LGBT
Related: About this forumHow Morocco Became a Haven for Gay Westerners in the 1950s
A British man flew home from Marrakech last week after being jailed for "homosexual acts". There was a time though when Morocco was renowned as a haven for gay Americans and Britons, who fled restrictions in their own countries to take advantage of its relaxed atmosphere.
For decades Tangier and other Moroccan cities were magnets for gay tourists. In the words of the English academic Andrew Hussey, Tangier was "a utopia of dangerous, unknown pleasures." The Americans who turned up in the 1950s were escaping from a repressive society where homosexuality was outlawed. In Morocco, attitudes were much more relaxed and, provided they were discreet, Westerners could indulge their desires, without fear of harassment, with a limitless supply of young locals in need of money, and smoke an equally limitless supply of the local cannabis.
So why did Morocco, an ostensibly devout Islamic country, allow homosexuality to thrive? The author Barnaby Rogerson says it is a society that is full of paradoxes.

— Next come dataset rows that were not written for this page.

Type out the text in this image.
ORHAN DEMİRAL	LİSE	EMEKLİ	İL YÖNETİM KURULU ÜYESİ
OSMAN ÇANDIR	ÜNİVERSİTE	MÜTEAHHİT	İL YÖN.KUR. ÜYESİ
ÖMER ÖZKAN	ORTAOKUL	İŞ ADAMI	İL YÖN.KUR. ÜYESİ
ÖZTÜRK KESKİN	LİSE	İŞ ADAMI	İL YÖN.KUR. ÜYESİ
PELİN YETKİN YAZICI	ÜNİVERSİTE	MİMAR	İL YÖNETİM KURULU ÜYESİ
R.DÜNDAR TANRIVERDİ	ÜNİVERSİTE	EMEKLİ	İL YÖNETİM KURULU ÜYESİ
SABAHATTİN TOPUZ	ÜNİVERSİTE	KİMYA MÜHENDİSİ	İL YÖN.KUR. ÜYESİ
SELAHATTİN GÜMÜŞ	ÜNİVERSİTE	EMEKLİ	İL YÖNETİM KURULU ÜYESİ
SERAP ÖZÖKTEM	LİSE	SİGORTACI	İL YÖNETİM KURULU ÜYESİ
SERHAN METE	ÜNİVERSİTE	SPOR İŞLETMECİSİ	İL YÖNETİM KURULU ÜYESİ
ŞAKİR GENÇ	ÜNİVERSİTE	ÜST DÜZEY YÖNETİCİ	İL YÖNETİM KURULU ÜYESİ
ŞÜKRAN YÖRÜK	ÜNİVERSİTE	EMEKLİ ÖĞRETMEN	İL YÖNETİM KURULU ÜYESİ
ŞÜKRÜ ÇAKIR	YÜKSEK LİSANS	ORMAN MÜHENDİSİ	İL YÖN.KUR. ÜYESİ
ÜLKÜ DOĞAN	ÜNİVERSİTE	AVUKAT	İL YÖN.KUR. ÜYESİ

"It is... a place where all the four different cornerstones of culture: Berber-African, Mediterranean, Arabic or Islamic, share an absolute belief in the abundant sexuality of all men and women, who are charged with a sort of personal volcano of 'fitna', which threatens family, society and state with sexually derived chaos at any time," he says. The word fitna, he suggests, "means something like 'charm, allure, enchantment, temptation, dissent, unrest, riot, rebellion' or all of these at the same time."
But despite a certain fear of this chaos of sexuality, there is also an understanding that it is just part of human nature and that ultimately you have to live and let live. "Morocco," Rogerson says, "has always been a nation where tolerance is practised but not preached."